Improving Refugee Assistance: SI’s Evaluation of Horn of Africa and Mesoamerican Programs
For the last decade, SI has conducted a series of evaluations for the U.S. Department of State Bureau of Population, Refugees, and Migration (DoS/PRM) that has built an evidence base about what works, and what can be improved upon in refugee assistance. These evaluations, across various refugee populations and continents, underscore the need for continued funding for refugee programming. One such evaluation was conducted to assess the effectiveness of regional migration programs in providing assistance to vulnerable migrants. The programming managed by the DoS/PRM was implemented by the International Organization of Migration (IOM) in five Horn of Africa countries, and seven Mesoamerican countries. SI’s evaluation was designed to identify program strengths including best practices, and areas for improvement to inform future DoS/PRM programming.

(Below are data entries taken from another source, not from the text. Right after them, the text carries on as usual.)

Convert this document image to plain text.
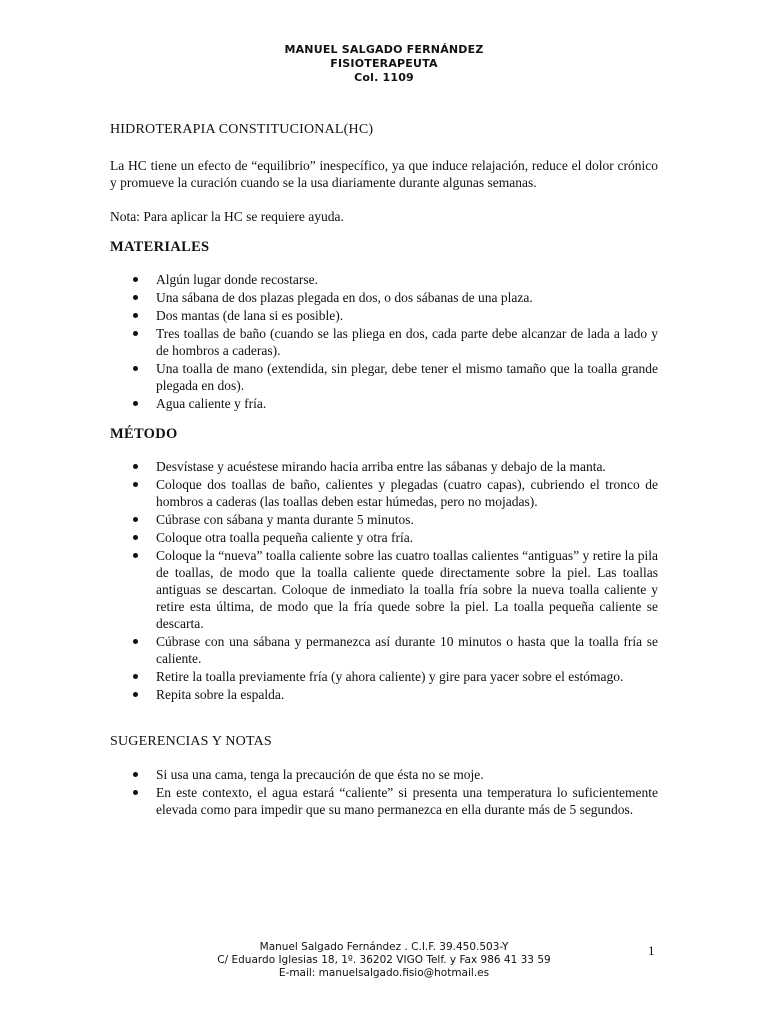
MANUEL SALGADO FERNÁNDEZ
FISIOTERAPEUTA
Col. 1109

HIDROTERAPIA CONSTITUCIONAL(HC)

La HC tiene un efecto de “equilibrio” inespecífico, ya que induce relajación, reduce el dolor crónico y promueve la curación cuando se la usa diariamente durante algunas semanas.

Nota: Para aplicar la HC se requiere ayuda.

MATERIALES

Algún lugar donde recostarse.
Una sábana de dos plazas plegada en dos, o dos sábanas de una plaza.
Dos mantas (de lana si es posible).
Tres toallas de baño (cuando se las pliega en dos, cada parte debe alcanzar de lada a lado y de hombros a caderas).
Una toalla de mano (extendida, sin plegar, debe tener el mismo tamaño que la toalla grande plegada en dos).
Agua caliente y fría.

MÉTODO

Desvístase y acuéstese mirando hacia arriba entre las sábanas y debajo de la manta.
Coloque dos toallas de baño, calientes y plegadas (cuatro capas), cubriendo el tronco de hombros a caderas (las toallas deben estar húmedas, pero no mojadas).
Cúbrase con sábana y manta durante 5 minutos.
Coloque otra toalla pequeña caliente y otra fría.
Coloque la “nueva” toalla caliente sobre las cuatro toallas calientes “antiguas” y retire la pila de toallas, de modo que la toalla caliente quede directamente sobre la piel. Las toallas antiguas se descartan. Coloque de inmediato la toalla fría sobre la nueva toalla caliente y retire esta última, de modo que la fría quede sobre la piel. La toalla pequeña caliente se descarta.
Cúbrase con una sábana y permanezca así durante 10 minutos o hasta que la toalla fría se caliente.
Retire la toalla previamente fría (y ahora caliente) y gire para yacer sobre el estómago.
Repita sobre la espalda.

SUGERENCIAS Y NOTAS

Si usa una cama, tenga la precaución de que ésta no se moje.
En este contexto, el agua estará “caliente” si presenta una temperatura lo suficientemente elevada como para impedir que su mano permanezca en ella durante más de 5 segundos.
Manuel Salgado Fernández . C.I.F. 39.450.503-Y
C/ Eduardo Iglesias 18, 1º. 36202 VIGO Telf. y Fax 986 41 33 59
E-mail: manuelsalgado.fisio@hotmail.es
1
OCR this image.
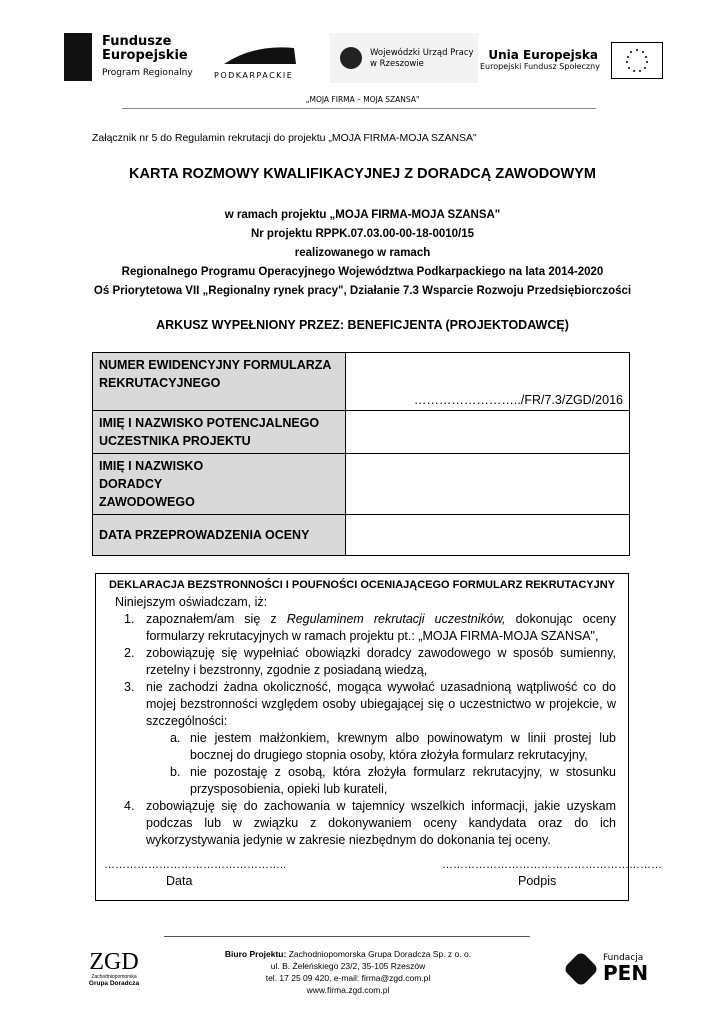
Fundusze
Europejskie
Program Regionalny	PODKARPACKIE
Wojewódzki Urząd Pracy
w Rzeszowie
Unia Europejska
Europejski Fundusz Społeczny
„MOJA FIRMA – MOJA SZANSA"
Załącznik nr 5 do Regulamin rekrutacji do projektu „MOJA FIRMA-MOJA SZANSA"
KARTA ROZMOWY KWALIFIKACYJNEJ Z DORADCĄ ZAWODOWYM
w ramach projektu „MOJA FIRMA-MOJA SZANSA"
Nr projektu RPPK.07.03.00-00-18-0010/15
realizowanego w ramach
Regionalnego Programu Operacyjnego Województwa Podkarpackiego na lata 2014-2020
Oś Priorytetowa VII „Regionalny rynek pracy", Działanie 7.3 Wsparcie Rozwoju Przedsiębiorczości
ARKUSZ WYPEŁNIONY PRZEZ: BENEFICJENTA (PROJEKTODAWCĘ)
NUMER EWIDENCYJNY FORMULARZA REKRUTACYJNEGO	……………………../FR/7.3/ZGD/2016
IMIĘ I NAZWISKO POTENCJALNEGO UCZESTNIKA PROJEKTU	
IMIĘ I NAZWISKO DORADCY ZAWODOWEGO	
DATA PRZEPROWADZENIA OCENY	
DEKLARACJA BEZSTRONNOŚCI I POUFNOŚCI OCENIAJĄCEGO FORMULARZ REKRUTACYJNY
Niniejszym oświadczam, iż:
1. zapoznałem/am się z Regulaminem rekrutacji uczestników, dokonując oceny formularzy rekrutacyjnych w ramach projektu pt.: „MOJA FIRMA-MOJA SZANSA",
2. zobowiązuję się wypełniać obowiązki doradcy zawodowego w sposób sumienny, rzetelny i bezstronny, zgodnie z posiadaną wiedzą,
3. nie zachodzi żadna okoliczność, mogąca wywołać uzasadnioną wątpliwość co do mojej bezstronności względem osoby ubiegającej się o uczestnictwo w projekcie, w szczególności:
a. nie jestem małżonkiem, krewnym albo powinowatym w linii prostej lub bocznej do drugiego stopnia osoby, która złożyła formularz rekrutacyjny,
b. nie pozostaję z osobą, która złożyła formularz rekrutacyjny, w stosunku przysposobienia, opieki lub kurateli,
4. zobowiązuję się do zachowania w tajemnicy wszelkich informacji, jakie uzyskam podczas lub w związku z dokonywaniem oceny kandydata oraz do ich wykorzystywania jedynie w zakresie niezbędnym do dokonania tej oceny.
…………………………………………..
Data
……………………………………………………
Podpis
ZGD
Zachodniopomorska
Grupa Doradcza
Biuro Projektu: Zachodniopomorska Grupa Doradcza Sp. z o. o.
ul. B. Żeleńskiego 23/2, 35-105 Rzeszów
tel. 17 25 09 420, e-mail: firma@zgd.com.pl
www.firma.zgd.com.pl
Fundacja
PEN
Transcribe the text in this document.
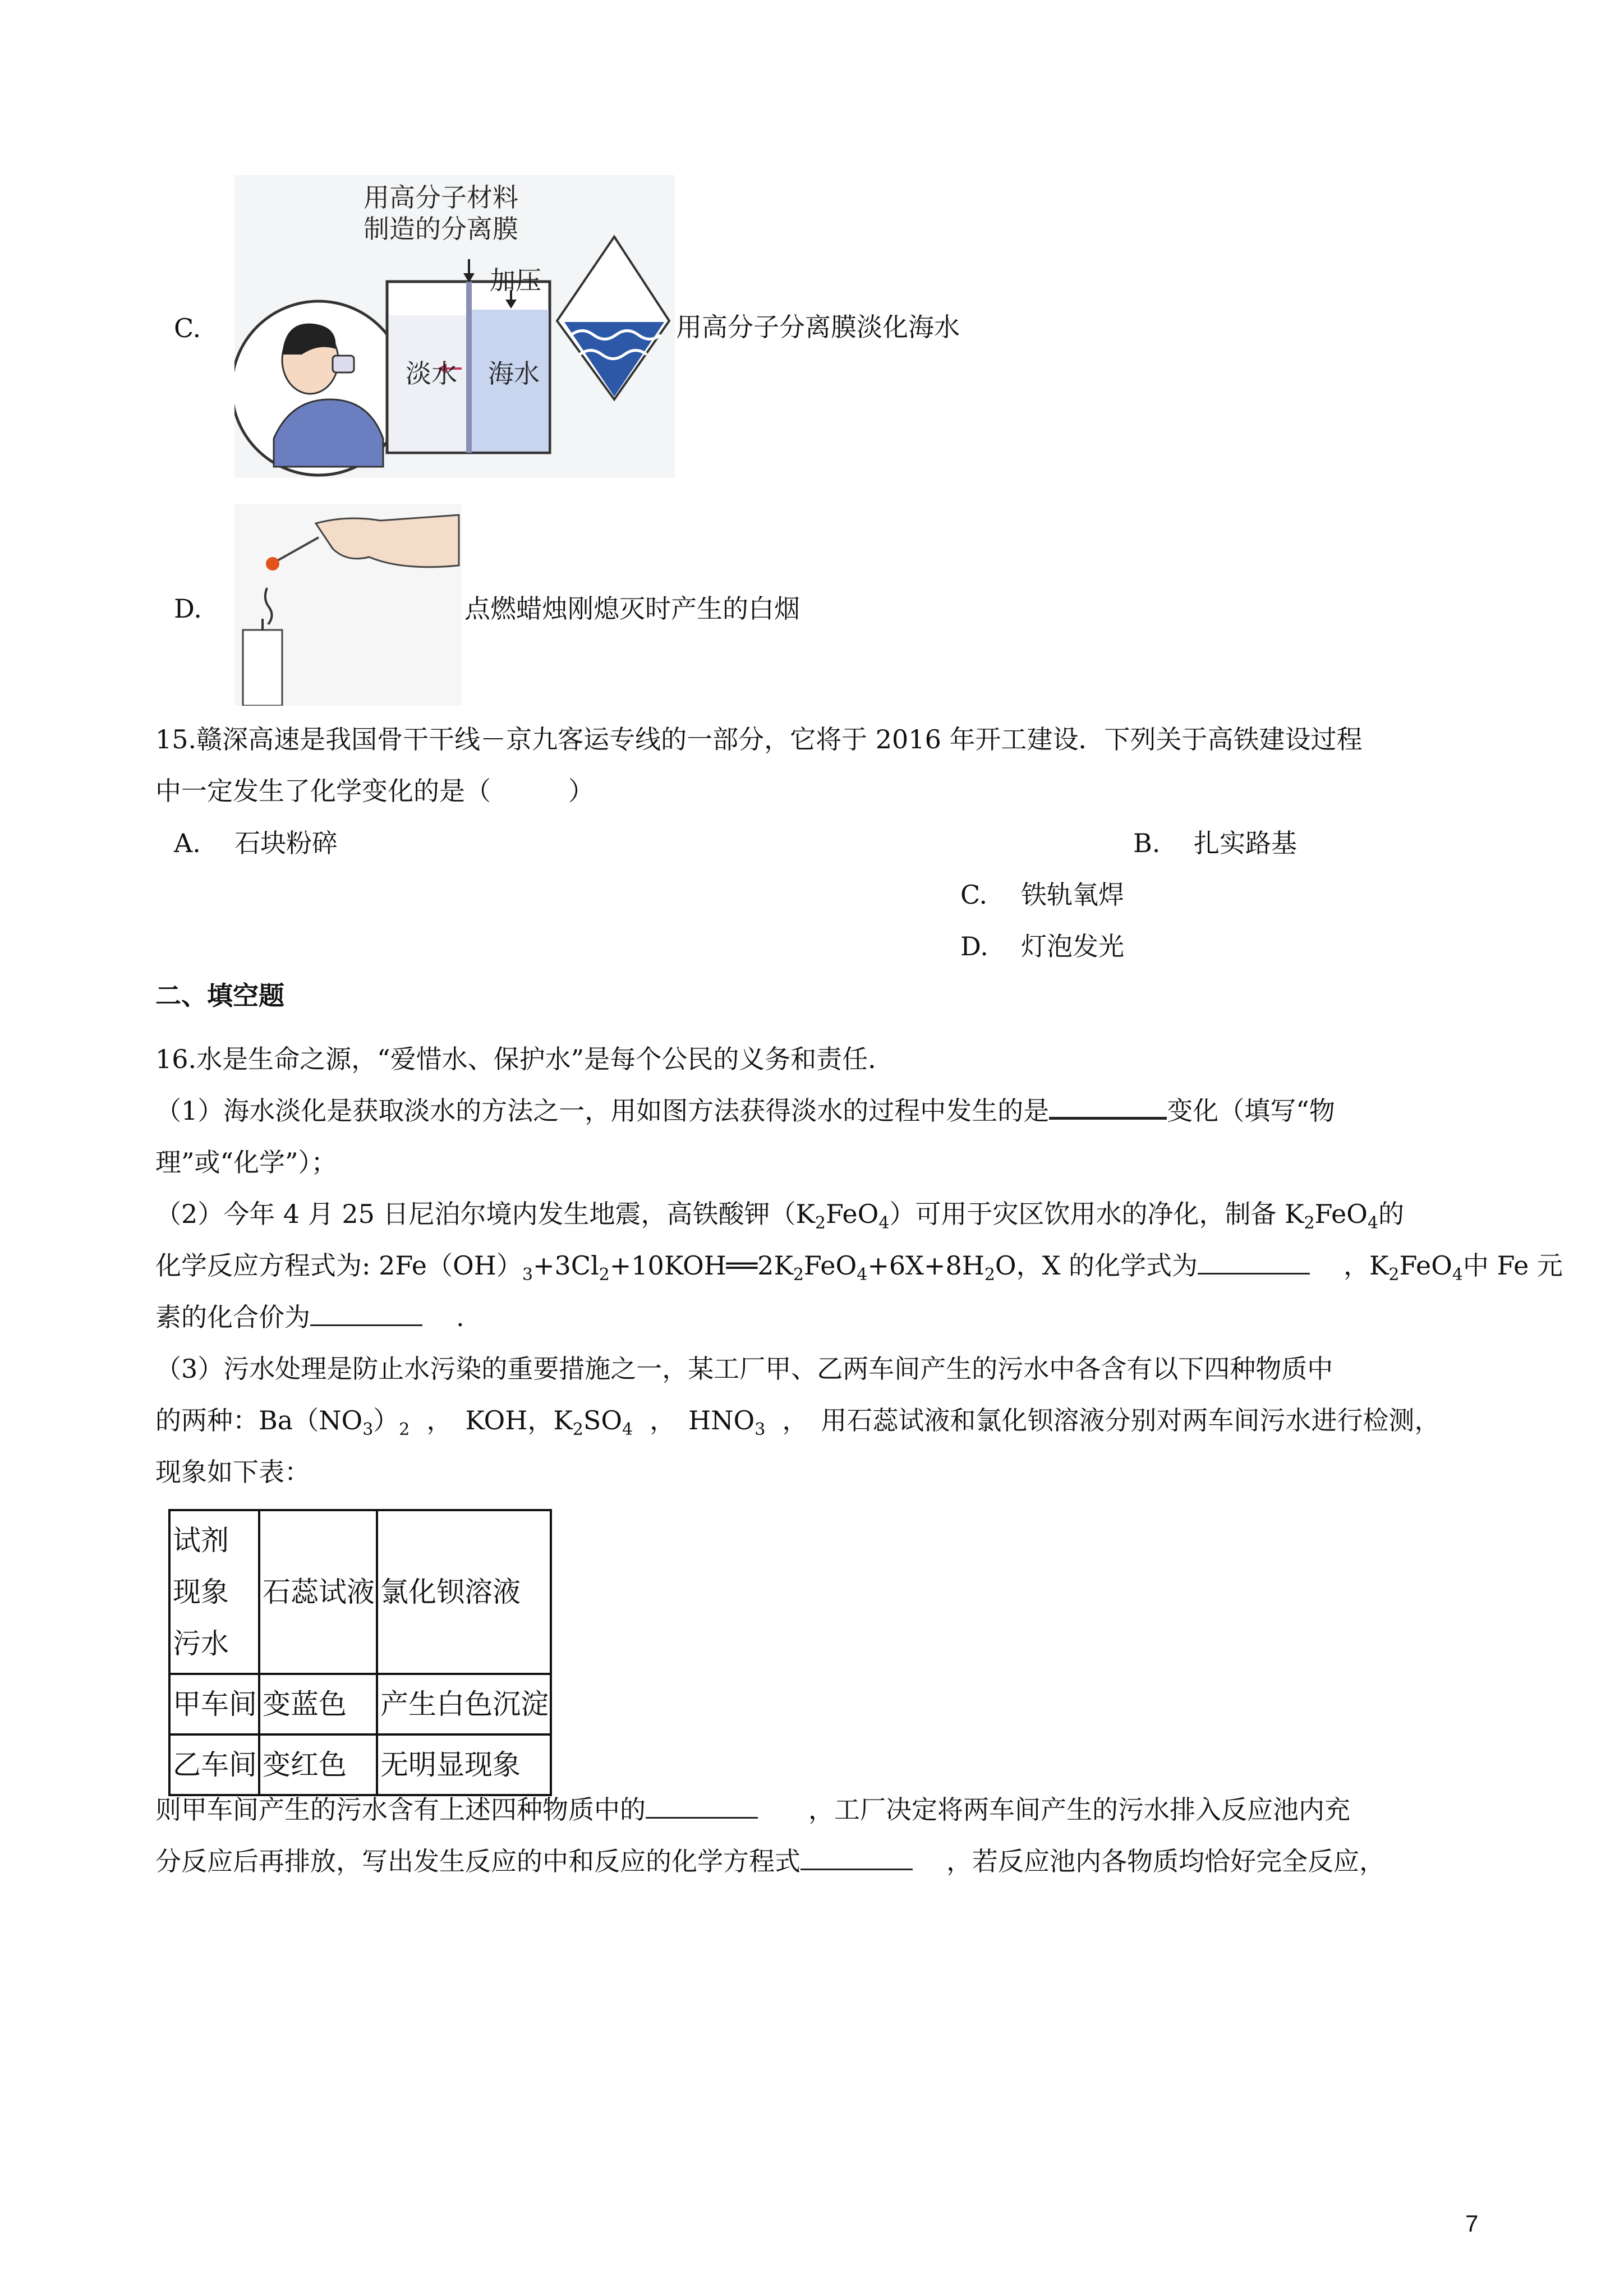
C.
用高分子材料
制造的分离膜
加压
淡水 海水
用高分子分离膜淡化海水
D.	点燃蜡烛刚熄灭时产生的白烟
15.赣深高速是我国骨干干线－京九客运专线的一部分，它将于 2016 年开工建设．下列关于高铁建设过程
中一定发生了化学变化的是（　　　）
A. 石块粉碎	B. 扎实路基
C. 铁轨氧焊
D. 灯泡发光
二、填空题
16.水是生命之源，“爱惜水、保护水”是每个公民的义务和责任．
（1）海水淡化是获取淡水的方法之一，用如图方法获得淡水的过程中发生的是	变化（填写“物
理”或“化学”）；
（2）今年 4 月 25 日尼泊尔境内发生地震，高铁酸钾$(K_2FeO_4)$可用于灾区饮用水的净化，制备 $K_2FeO_4$的
化学反应方程式为: $2Fe(OH)_3+3Cl_2+10KOH══2K_2FeO_4+6X+8H_2O$，X 的化学式为	，$K_2FeO_4$中 Fe 元
素的化合价为	.
（3）污水处理是防止水污染的重要措施之一，某工厂甲、乙两车间产生的污水中各含有以下四种物质中
的两种：$Ba(NO_3)_2$ ，　KOH，$K_2SO_4$ ，　$HNO_3$ ，　用石蕊试液和氯化钡溶液分别对两车间污水进行检测，
现象如下表：
试剂
现象
污水	石蕊试液	氯化钡溶液
甲车间	变蓝色	产生白色沉淀
乙车间	变红色	无明显现象
则甲车间产生的污水含有上述四种物质中的	，工厂决定将两车间产生的污水排入反应池内充
分反应后再排放，写出发生反应的中和反应的化学方程式	，若反应池内各物质均恰好完全反应，
7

SI’s evaluation was driven by two main questions: what is the program’s ability to build government capacity to address migrants’ needs, and how does the programming contribute to strategic regional responses for vulnerable migrants? To answer these questions, SI’s team examined PRM-IOM’s five-pillar approach to Regional Migration Programs (RMPs), which was a model designed to build sustainable government capacity to manage migration for their 10 RMPs at the time. The pillars included capacity building, direct assistance to vulnerable migrants, links to regional migration dialogues, IOM-United Nations High Commissioner for Refugees coordination, and emergency migration management. In particular, the evaluation examined the five-pillar approach’s relevance, appropriateness, and whether and how the model should be refined in the future.
SI’s evaluation utilized qualitative and quantitative methods, beginning with a thorough document review of project materials and key literature. The team then conducted primary data collection in Kenya, Djibouti, Ethiopia, Costa Rica, Guatemala, and Mexico through nearly 300 interviews. SI’s team additionally captured survey data from IOM staff across several regions and programs.
Conclusions and Recommendations
SI’s evaluation discovered that RMPs led to increases in government officials’ and others’ knowledge of migration and vulnerability and made positive changes in their attitudes towards migrants. In addition to these advances, SI suggested further training for IOM officials, given responses citing additional support being needed for migrant screening practices and assisting sexual violence victims. Despite significant practical and political challenges, IOM has incrementally improved regional understandings of and approaches to migration. IOM’s support for regional cooperation structures was exemplary in both regions. To improve upon the existing capacity building practices across the regions, SI suggested the use of clear strategies and greater alignment with international best practices.
The evaluation team provided several overarching recommendations including simplifying IOM activities to focus on those most likely to build government capacity, integrating systematic approaches to monitoring and evaluating activities, and broadening partnerships to build greater capacity. SI’s findings and recommendations prompted DoS/PRM to alter its programming to both improve conditions for migrants and increase the long-term sustainability of the assistance.